At the pension, our room faced on the court, and the personnel, from Mademoiselle Guyénot down to Victorine and François, assured us that we need not feel bound to stay at home on the days Marie could not come to us. Marie for years had been sewing four different days of the week for old patrons, and we did not feel certain enough of our own plans and purse to accept the responsibility of her giving up a sure thing.
"Go out all you want to," urged our friends. "You only have to think about meal times for the baby. Someone is always in the court sewing or sorting the laundry or preparing vegetables. Your window is open. We cannot fail to hear the baby."
But a chorus of bien sûr and parfaitement and soyez tranquille did not reassure what was as new born as Christine herself—the maternal instinct. A letter from Herbert's father solved the problem. He inclosed the money for a baby carriage. We carried Scrappie down the Boulevard Raspail to the little square in front of the Bon Marché. I kept her on a bench while Herbert went in to follow my directions as well as he could. In a few minutes he came out and said he would rather take care of the baby. It was the first time I had seen him stumped. So I had the joy I had hoped would be mine all along but of which I did not want to deprive my husband, seeing that we could not share it. The reader may ask why we didn't take the baby inside. But it will not be a young mother who puts that question! With one's firstborn, one sees contagion stalking in every place where crowds gather indoors.[B]
[B] The critic would have me insert a modification here. Why confine the fear of the young mother to indoors? The critic insists that I used to be afraid of taking Scrappie into any sort of a crowd, and that my supersensitive ear translated the bark of every kiddie with a cold into whooping cough, while I saw measles in mosquito bites on children's faces.
We did not intend to consider a home that was not within baby-carriage distance of the Rue Madame. In fact, after a few days in the Luxembourg Quarter, we were determined to live as near the Garden as possible. There we were within walking distance of the Bibliothèque Nationale and the Sorbonne and the Ecole Libre des Sciences Politiques. Marie, whom the fact that I was my Mother's daughter did not blind to the extent of the Gibbons family resources, urged the Bois de Vincennes. But we would not hear of it.

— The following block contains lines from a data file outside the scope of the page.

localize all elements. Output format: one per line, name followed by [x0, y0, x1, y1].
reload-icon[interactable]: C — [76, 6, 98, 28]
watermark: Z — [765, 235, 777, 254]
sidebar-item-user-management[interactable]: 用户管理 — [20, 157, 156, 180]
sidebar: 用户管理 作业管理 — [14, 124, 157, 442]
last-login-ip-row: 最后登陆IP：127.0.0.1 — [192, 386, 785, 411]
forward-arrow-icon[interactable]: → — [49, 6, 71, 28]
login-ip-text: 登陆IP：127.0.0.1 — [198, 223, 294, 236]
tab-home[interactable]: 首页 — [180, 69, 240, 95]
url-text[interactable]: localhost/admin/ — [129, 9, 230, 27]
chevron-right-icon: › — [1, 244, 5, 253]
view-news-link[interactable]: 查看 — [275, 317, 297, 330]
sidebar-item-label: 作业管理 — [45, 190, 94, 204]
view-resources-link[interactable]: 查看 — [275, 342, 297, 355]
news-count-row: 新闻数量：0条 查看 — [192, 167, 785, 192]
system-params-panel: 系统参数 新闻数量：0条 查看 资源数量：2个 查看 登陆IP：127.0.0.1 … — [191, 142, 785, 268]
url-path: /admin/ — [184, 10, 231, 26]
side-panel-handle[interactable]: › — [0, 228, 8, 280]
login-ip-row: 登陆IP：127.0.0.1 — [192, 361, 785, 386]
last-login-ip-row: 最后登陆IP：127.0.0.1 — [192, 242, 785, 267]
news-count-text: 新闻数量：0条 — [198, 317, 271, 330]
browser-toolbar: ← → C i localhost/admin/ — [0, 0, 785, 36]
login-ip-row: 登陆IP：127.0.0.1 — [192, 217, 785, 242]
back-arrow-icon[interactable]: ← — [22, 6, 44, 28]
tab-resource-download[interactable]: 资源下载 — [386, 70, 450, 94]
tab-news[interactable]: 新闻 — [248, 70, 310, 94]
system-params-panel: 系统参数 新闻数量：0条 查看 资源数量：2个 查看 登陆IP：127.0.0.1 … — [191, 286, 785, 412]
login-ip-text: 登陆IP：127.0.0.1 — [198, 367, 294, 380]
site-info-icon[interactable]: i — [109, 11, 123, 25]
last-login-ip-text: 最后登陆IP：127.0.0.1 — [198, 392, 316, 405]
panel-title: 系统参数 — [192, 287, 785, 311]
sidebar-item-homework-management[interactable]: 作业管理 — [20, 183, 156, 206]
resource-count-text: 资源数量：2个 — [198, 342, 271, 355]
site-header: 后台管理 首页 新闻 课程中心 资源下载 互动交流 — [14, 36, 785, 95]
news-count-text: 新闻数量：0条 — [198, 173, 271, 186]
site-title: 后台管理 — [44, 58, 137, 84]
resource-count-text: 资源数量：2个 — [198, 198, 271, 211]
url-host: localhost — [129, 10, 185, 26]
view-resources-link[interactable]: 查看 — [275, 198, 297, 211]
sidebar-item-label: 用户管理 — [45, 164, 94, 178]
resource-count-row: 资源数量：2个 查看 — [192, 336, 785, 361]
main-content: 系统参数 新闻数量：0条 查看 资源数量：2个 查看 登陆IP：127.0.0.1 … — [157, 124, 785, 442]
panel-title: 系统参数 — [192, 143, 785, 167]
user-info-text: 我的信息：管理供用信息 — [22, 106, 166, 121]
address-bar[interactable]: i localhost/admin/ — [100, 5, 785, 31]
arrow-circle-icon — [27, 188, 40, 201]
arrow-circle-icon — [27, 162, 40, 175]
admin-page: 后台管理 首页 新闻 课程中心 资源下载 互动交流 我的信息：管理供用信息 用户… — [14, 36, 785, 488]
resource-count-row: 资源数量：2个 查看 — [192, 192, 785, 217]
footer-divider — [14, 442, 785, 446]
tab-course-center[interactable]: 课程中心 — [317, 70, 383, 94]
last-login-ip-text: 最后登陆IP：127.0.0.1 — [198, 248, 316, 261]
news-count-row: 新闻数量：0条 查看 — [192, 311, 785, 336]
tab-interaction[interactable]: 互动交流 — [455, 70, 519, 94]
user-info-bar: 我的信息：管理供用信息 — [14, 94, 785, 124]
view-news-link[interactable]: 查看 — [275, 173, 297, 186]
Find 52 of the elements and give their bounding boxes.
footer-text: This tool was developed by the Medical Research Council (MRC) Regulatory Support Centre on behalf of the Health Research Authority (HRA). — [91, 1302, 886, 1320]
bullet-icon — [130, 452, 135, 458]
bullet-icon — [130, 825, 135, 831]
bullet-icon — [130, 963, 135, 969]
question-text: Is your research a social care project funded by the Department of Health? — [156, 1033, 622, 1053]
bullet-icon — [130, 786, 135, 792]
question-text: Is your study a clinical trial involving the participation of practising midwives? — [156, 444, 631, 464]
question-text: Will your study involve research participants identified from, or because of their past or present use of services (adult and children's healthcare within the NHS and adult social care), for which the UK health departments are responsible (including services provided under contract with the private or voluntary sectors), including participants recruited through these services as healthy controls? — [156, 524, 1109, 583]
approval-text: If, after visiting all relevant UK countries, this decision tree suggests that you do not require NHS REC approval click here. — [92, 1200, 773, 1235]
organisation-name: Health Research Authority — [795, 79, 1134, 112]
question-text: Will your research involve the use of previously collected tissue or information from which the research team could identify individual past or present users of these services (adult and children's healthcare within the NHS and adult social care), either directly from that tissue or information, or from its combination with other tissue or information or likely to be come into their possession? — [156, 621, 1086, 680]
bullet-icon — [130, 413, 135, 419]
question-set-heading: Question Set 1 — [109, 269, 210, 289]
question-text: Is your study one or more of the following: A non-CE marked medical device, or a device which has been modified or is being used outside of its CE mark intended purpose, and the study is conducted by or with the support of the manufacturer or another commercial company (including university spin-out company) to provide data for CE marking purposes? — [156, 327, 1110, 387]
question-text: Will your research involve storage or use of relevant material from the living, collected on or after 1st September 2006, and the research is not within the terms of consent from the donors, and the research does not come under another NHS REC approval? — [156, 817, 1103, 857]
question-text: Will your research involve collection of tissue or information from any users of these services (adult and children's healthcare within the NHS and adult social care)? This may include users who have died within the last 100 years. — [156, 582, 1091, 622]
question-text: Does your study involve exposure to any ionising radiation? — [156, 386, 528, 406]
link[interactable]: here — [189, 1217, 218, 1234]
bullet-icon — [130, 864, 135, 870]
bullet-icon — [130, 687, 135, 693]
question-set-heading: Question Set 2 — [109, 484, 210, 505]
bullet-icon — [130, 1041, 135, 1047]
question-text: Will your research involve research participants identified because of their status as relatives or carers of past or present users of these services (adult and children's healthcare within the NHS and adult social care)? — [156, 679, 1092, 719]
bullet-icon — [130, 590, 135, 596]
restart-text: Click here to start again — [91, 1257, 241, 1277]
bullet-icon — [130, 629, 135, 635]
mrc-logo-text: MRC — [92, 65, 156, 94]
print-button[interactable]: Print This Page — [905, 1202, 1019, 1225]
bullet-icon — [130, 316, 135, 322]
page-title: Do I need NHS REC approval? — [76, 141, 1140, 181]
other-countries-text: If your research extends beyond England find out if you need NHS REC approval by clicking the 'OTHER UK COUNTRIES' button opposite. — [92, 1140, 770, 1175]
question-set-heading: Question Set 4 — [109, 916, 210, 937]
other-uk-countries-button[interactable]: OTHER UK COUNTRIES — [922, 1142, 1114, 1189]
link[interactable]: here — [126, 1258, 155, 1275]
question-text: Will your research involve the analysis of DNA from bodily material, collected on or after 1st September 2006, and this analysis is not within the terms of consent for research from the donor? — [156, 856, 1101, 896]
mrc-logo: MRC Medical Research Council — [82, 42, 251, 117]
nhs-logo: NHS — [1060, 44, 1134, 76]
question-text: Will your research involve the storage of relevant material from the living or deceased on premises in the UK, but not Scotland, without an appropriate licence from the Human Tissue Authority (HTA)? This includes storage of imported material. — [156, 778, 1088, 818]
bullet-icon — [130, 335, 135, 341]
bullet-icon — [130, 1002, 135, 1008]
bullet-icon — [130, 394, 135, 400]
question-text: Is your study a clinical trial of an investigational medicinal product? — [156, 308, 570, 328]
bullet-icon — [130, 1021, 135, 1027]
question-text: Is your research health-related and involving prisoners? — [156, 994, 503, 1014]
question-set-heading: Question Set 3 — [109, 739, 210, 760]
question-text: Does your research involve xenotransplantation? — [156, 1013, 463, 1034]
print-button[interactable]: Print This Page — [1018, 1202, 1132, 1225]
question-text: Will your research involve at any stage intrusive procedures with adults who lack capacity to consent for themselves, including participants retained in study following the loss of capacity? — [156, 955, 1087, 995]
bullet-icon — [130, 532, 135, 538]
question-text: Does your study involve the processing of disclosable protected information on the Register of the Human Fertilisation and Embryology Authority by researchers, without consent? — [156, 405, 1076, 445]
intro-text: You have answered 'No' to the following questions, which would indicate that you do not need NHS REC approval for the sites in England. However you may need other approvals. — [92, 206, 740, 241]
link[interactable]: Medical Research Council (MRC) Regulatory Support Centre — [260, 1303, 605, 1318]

It is strange how rich and poor rub elbows with each other in their homes. Paris is no different from American cities in this respect. The kind of an apartment we wanted would cost more than our total income, as rents around the Luxembourg for places equipped with electric lights and bathtubs and central heating seemed to be as expensive as around the Etoile. Then in the same street—sometimes next door—you had the other extreme. Our finances pointed to a logement in a workingmen's tenement. Care for Scrappie's health made our hearts sink every time we were shown a place that seemed within our means.
Of course there were reasonable places: for many others who demanded cleanliness had no more money than we. But the Latin and Montparnasse Quarters are the Mecca of slim-pursed foreigners. People foolish enough to study or sing or paint are almost invariably poor. Perhaps that is the reason! We had lots of exercise, and came to know every street between the Luxembourg and the Seine. Our good fortune arrived unexpectedly as good fortune always arrives to those who will not be side-tracked.
Between the Rue Vaugirard and Saint-Sulpice are three tiny streets, the houses on the opposite sides of which almost rub cornices. The Rue Férou is opposite the Musée de Luxembourg. On the Rue de Vaugirard is the home of Massenet. We used to get a glimpse of him occasionally on his terrasse—a sort of roof-garden with a vine-covered lattice on top of the low Rue Férou wing of his house. The other two streets paralleling the Rue Férou from the Palais du Luxembourg to the Eglise Saint-Sulpice are the Rue Servandoni and the Rue Garancière.